I studied the answers presented and then compared them to my scanner which can scan to PDF or can scan to image (typically JPEG). I found the following:
- Typically scanners work at 300 DPI, sometimes higher at 600 DPI or lower at 150 DPI
- The scanned images are typically full 24 bit RGB color (8 bits per band) and are typically compressed as JPEG
- PNGs, however, are typically used for digital drawings and are typically 8-bit with a palette
- PDFs are typically multi-page, whereas PNG and JPEG are typically a single page
When converting from PDF to PNG we have to ask ourselves whether we want to use the default 300 DPI or whether we want to resample the image at a higher resolution 600 DPI or lower resolution 150 DPI. We also have to ask ourselves if the PDF contains photos and therefore we need 24-bit images, i.e. png16m
. Alternatively, if the PDF just contains digital documents, predominantly black and white text but may contain a limited number of colors, then, an 8-bit image format is sufficient, i.e. png256
. We also need to ask ourselves whether we want to have access to multiple pages or are content with one page.

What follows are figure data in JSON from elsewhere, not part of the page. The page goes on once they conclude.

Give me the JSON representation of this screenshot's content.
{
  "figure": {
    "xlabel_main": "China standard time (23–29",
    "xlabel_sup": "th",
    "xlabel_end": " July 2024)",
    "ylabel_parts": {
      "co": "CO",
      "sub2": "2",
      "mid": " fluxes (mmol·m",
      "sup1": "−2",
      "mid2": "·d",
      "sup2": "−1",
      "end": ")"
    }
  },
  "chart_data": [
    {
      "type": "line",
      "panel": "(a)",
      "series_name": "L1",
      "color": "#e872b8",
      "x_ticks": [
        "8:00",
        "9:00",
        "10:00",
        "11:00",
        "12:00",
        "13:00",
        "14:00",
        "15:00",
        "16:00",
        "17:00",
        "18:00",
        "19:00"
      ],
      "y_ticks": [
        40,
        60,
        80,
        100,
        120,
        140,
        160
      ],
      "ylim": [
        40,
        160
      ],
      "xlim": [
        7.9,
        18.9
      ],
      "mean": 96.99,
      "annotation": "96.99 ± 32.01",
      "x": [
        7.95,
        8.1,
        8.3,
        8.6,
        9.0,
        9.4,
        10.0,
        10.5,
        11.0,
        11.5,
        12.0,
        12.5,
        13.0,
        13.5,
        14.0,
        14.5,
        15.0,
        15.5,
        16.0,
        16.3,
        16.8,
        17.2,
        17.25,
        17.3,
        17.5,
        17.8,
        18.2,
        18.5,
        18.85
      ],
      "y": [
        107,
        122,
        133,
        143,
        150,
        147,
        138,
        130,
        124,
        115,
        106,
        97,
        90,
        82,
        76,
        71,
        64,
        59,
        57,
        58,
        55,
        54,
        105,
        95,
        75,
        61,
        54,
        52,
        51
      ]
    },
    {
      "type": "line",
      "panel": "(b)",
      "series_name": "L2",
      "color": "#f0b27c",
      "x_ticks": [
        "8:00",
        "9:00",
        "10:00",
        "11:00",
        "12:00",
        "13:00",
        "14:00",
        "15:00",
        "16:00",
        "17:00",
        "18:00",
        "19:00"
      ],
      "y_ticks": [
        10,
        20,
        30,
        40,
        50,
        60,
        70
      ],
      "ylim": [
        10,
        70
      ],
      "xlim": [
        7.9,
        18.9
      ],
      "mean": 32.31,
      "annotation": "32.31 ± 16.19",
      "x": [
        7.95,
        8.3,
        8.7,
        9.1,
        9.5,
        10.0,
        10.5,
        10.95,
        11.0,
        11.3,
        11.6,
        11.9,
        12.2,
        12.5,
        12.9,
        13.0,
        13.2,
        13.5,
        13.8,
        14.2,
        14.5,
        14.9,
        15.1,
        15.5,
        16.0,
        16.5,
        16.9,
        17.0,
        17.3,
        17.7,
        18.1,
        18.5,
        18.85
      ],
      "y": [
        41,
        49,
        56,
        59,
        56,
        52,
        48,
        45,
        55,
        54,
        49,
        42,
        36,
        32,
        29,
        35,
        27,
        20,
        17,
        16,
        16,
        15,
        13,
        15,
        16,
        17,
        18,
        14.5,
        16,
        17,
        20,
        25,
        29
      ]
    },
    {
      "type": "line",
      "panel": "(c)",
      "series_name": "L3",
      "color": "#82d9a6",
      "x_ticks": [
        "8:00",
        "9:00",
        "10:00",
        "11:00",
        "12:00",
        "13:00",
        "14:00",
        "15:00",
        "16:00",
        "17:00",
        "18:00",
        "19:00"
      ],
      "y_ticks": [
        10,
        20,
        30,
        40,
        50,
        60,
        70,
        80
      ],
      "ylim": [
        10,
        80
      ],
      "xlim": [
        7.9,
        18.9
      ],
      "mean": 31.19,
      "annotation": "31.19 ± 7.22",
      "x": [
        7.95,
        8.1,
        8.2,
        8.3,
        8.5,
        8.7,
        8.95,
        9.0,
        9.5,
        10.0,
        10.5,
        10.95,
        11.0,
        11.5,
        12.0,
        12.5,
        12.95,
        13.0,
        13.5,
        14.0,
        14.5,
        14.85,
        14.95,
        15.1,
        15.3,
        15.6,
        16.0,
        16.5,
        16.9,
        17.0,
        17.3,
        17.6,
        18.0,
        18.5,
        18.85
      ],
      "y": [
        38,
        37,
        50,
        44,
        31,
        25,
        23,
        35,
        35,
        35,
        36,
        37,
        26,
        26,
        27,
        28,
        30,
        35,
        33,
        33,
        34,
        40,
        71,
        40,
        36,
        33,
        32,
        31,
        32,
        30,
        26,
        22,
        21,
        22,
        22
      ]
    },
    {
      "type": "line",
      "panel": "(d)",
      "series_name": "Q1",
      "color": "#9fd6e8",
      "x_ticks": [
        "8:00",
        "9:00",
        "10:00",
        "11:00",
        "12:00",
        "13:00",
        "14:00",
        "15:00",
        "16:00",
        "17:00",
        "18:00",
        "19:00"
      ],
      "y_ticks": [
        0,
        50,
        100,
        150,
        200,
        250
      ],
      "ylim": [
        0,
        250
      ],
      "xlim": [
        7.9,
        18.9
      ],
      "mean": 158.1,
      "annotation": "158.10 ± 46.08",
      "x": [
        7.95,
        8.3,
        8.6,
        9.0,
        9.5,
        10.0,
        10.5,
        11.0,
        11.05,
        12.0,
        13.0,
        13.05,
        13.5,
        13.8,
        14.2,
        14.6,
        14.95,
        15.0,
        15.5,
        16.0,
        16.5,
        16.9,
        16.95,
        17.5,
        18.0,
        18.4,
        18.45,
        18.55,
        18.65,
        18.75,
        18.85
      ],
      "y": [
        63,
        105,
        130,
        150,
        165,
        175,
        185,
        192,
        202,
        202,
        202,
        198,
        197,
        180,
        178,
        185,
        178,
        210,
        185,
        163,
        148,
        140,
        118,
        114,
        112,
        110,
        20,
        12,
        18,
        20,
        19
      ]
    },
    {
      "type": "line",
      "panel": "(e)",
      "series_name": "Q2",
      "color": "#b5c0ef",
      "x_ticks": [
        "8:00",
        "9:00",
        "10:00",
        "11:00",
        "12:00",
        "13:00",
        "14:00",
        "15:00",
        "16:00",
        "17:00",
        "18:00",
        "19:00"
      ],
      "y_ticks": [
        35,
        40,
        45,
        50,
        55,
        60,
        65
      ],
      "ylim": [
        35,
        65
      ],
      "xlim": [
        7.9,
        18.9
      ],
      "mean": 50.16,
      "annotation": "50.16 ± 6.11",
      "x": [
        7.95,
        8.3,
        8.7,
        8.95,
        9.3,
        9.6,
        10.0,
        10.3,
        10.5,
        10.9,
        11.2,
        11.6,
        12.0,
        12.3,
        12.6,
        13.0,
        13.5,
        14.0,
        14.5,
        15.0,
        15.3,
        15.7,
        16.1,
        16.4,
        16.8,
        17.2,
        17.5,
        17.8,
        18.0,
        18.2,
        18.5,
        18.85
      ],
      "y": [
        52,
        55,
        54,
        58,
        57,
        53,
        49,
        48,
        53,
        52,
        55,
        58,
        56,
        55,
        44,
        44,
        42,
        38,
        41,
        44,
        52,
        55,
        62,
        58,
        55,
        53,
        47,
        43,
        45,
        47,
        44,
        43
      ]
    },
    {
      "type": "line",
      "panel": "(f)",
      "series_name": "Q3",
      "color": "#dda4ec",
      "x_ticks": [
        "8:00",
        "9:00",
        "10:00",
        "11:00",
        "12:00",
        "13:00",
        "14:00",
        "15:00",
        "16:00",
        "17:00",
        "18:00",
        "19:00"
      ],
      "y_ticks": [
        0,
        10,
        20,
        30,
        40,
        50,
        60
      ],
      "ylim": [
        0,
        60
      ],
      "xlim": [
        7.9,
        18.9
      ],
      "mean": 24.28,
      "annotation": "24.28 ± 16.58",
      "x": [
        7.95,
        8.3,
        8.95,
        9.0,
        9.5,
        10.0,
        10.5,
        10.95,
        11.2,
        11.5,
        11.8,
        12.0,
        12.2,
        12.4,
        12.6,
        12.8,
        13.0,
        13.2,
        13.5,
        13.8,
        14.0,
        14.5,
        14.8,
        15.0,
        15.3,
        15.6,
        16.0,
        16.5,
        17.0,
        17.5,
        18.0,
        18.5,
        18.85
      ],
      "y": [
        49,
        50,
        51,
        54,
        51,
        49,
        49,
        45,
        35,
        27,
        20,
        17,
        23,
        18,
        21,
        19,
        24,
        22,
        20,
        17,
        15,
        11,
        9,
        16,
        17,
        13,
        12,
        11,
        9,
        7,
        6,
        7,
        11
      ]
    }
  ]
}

For the rest of the answer, I will assume 300 DPI and digital documents that do not contain photos, i.e. 8-bit format (or 256-color format).
For a single page extraction, I determine the parameters need to be PDF
, PNG
, and PAGENO
:
#!/bin/bash
# Usage: pdf2png.sh input.pdf output.png pageno
PDF=$1
PNG=$2
PAGENO=$3
FORMAT=png256 # png16m png16 pngmono
DPI=300 # 600 150
cmd=(gs)
cmd+=(-dNOPAUSE)
cmd+=(-q)
cmd+=(-sDEVICE=${FORMAT})
cmd+=(-r${DPI})
cmd+=(-dBATCH)
cmd+=(-dFirstPage=${PAGENO})
cmd+=(-dLastPage=${PAGENO})
cmd+=(-sOutputFile=${PNG})
cmd+=(${PDF})
${cmd[@]}
For a multiple-page extraction, I determine the parameters need to be PDF
and DIR
:
#!/bin/bash
# Usage: pdf2pngs.sh input.pdf outputdir
PDF=$1
DIR=$2
FORMAT=png256 # png16m png16 pngmono
DPI=300 # 600 150
mkdir -p ${DIR}
cmd=(gs)
cmd+=(-dNOPAUSE)
cmd+=(-q)
cmd+=(-sDEVICE=${FORMAT})
cmd+=(-r${DPI})
cmd+=(-dBATCH)
cmd+=(-sOutputFile=${DIR}/'p%d.png')
cmd+=(${PDF})
${cmd[@]}
To join the pages back together to PNG, we can make use of ImageMagick convert
as follows:
#!/bin/bash
# pngs2pdf.sh dir output.pdf
DIR=$1
PDF=$2
convert ${DIR}/*.png ${PDF}